- Fred and Betsy Bang at a Comparative Pathology of Marine Invertebrates course at the Marine Biological Laboratory in 1980
- Born: Frederik "Fred" Barry Bang 1916
- Died: 1981 (aged 64–65) New York City
- Occupation: Medical researcher
- Known for: Limulus Amebocyte Lysate test for bacteria
- Spouse: Betsy Bang
- Children: Caroline, Axel, and Molly Bang

= Fred Bang =

Medical researcher

Frederik Barry Bang (1916–1981) was an American medical researcher who developed the Limulus amebocyte lysate (LAL) test for bacterial endotoxins. He was influential in applying marine biology to medical research, especially immunology.

== Biography ==
Frederik Bang attended Johns Hopkins University earning an A.B. in 1935 and went on at the university's School of Medicine receiving his MD in 1939.

Bang continued at the university as a researcher with his first faculty post as assistant professor of medicine in 1946. In 1953, he was named chairman of the department of parasitology at the School of Hygiene. He was director of the university's Centers for Medical Research Training in India and Bangladesh from 1961 to 1976.

Along with a colleague, Jack Levin, Bang is remembered for his development of the Limulus amebocyte lysate (LAL). The LAL test could be used to find bacterial endotoxins using horseshoe crab blood, which is blue. Based upon their observations, they found that horseshoe crab blood clots in the presence of gram-negative bacteria that cause pneumonia and meningitis, thus providing a testing medium.

The LAL test can return a result in as little as 45 minutes and can detect the presence of endotoxins at levels of less than one part per trillion, and it is used in pharmaceuticals and medical devices that come in contact with blood. Bang was a leader in the use of marine models in medical research, especially immunology.

In 1977 the U.S. Food and Drug Administration (FDA) approved the LAL test for drugs, products and devices that come in contact with the blood.

=== Personal life ===
His wife was the biologist and illustrator Betsy Bang. They had three children: Caroline (1941–1996), Axel and the illustrator Molly Bang.

While serving in the United States Army Medical Corps, he directed research studies on malaria and other tropical diseases in Australia, New Guinea, the Philippines and Japan.

Bang died in 1981 in New York City of a heart attack while traveling to Sweden and West Germany to present scientific papers.

=== Honors ===
Bang was named a National Research Council fellow in pathology at Vanderbilt University School of Medicine.

Bang and Lewis were awarded a Golden Goose Award for their work on the LAL test in 2019.

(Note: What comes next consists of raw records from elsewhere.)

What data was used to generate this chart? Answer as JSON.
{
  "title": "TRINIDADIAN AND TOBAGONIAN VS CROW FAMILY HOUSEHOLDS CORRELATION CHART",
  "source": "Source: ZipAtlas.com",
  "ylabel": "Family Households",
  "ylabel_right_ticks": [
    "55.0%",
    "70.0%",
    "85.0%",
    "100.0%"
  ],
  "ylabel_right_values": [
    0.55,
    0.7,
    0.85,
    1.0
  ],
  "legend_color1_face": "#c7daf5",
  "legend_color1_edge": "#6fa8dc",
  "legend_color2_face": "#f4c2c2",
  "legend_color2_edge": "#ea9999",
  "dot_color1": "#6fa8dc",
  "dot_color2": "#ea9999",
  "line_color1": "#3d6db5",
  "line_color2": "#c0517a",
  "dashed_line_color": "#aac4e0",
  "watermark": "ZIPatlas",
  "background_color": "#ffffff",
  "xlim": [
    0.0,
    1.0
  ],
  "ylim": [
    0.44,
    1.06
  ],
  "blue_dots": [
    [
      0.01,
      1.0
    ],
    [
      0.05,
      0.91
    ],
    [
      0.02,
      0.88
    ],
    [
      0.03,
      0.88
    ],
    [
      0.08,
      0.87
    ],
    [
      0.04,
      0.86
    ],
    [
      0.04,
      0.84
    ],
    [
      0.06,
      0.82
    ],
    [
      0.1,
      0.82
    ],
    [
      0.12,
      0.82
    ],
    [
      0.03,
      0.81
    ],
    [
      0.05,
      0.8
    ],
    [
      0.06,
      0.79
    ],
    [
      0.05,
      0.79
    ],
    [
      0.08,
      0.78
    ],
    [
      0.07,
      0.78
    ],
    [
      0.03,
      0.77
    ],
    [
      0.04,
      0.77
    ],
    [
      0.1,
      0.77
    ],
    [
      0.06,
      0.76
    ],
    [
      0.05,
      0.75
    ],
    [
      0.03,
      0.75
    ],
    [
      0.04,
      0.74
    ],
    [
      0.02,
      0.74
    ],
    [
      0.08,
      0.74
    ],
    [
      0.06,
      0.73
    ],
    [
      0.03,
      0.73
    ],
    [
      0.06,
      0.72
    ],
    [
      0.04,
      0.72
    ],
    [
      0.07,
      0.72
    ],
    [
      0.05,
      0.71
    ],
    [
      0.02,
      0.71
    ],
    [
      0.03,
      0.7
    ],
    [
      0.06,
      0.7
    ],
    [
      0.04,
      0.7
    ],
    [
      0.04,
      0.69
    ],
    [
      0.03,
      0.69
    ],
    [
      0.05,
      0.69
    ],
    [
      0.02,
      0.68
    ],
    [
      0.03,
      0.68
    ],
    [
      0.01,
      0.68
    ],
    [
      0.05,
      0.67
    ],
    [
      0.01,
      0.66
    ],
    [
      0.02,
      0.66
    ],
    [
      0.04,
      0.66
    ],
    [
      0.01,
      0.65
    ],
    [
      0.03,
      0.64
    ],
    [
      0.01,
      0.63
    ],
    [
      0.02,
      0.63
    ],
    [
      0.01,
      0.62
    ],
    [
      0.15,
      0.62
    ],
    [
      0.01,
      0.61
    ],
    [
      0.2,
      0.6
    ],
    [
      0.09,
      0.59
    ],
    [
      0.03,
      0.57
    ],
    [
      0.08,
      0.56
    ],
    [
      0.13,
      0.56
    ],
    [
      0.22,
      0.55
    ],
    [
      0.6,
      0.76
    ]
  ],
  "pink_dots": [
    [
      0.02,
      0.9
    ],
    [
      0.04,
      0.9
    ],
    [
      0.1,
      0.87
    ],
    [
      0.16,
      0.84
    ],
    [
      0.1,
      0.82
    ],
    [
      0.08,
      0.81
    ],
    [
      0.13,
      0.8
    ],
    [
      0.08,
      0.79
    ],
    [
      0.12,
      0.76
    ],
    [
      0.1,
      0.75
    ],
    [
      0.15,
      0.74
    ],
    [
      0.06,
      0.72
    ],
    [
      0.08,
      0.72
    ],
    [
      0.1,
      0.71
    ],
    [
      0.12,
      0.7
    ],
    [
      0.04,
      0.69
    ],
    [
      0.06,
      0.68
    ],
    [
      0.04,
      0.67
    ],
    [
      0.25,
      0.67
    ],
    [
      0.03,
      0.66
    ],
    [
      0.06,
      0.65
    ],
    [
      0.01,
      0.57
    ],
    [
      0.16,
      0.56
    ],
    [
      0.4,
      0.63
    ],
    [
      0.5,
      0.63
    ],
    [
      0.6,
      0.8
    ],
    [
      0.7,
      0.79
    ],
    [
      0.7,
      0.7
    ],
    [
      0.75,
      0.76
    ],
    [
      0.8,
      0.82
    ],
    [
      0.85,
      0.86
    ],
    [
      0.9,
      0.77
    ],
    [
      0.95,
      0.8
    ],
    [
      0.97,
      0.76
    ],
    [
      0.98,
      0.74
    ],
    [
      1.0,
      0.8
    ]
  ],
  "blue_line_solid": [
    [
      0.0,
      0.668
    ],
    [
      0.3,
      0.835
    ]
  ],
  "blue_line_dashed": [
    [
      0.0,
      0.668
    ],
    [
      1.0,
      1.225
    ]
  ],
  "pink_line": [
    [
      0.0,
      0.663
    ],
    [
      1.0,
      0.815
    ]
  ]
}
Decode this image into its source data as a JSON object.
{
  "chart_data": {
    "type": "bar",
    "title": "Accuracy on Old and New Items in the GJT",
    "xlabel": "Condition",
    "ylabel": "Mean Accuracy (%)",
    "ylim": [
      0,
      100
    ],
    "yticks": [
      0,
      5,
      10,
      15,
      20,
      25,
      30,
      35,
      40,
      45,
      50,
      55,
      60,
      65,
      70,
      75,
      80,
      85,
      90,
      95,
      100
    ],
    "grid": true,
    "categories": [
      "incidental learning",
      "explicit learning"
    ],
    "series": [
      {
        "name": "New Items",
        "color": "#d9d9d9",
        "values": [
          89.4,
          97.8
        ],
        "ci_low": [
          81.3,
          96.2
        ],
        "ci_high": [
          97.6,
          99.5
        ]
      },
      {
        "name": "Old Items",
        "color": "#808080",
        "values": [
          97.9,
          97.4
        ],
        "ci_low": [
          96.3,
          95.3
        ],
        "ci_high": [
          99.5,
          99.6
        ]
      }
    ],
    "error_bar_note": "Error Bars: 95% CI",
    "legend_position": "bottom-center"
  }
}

== Selected publications ==

- Bang, Frederick B., and William C. Reeves. "Mosquitoes and Encephalitis in the Yakima Valley, Washington. III. Feeding Habits of Culex tarsalis Coq., a Mosquito Host of the Viruses of Western Equine and St. Louis Encephalitis." Journal of Infectious Diseases 70 (1942).
- Bang, Frederick B., and J. L. Frost. "The toxic effect of a marine bacterium on Limulus and the formation of blood clots." Biological Bulletin. Vol. 105. No. 2. 7 MBL ST, WOODS HOLE, MA 02543: Marine Biological Laboratory, 1953.
- Bang, Betsy G., and Frederik B. Bang. "Laryngotracheitis virus in chickens: a model for study of acute nonfatal desquamating rhinitis." Journal of Experimental Medicine 125.3 (1967): 409-428.
- Bang, Betsy G., and F. B. Bang. "Localized lymphoid tissues and plasma cells in paraocular and paranasal organ systems in chickens." The American Journal of Pathology 53.5 (1968): 735.
- Bang, Betsy G., and Frederik B. Bang. "Replacement of virus-destroyed epithelium by keratinized squamous cells in vitamin A-deprived chickens." Proceedings of the Society for Experimental Biology and Medicine 132.1 (1969) Society for Experimental Biology and Medicine 50-54.
- Bang, Betsy G., Frederik B. Bang, and Marie A. Foard. "Lymphocyte depression induced in chickens on diets deficient in vitamin A and other components." The American Journal of Pathology 68.1 (1972): 147.
- Bang, Betsy G., Marie A. Foard, and Frederik B. Bang. "The effNat Gertlerect of vitamin A deficiency and Newcastle disease on lymphoid cell systems in chickens." Proceedings of the Society for Experimental Biology and Medicine 143.4 (1973): 1140-1146.
- Schultz, Warren W., and Frederick B. Bang. "Virus-induced lysosomal enzyme dissolution of nasal turbinate cartilage." The American Journal of Pathology 87.3 (1977): 667.
- Bang, Frederick B. "History of tissue culture at Johns Hopkins." Bulletin of the History of Medicine 51.4 (1977): 516-537.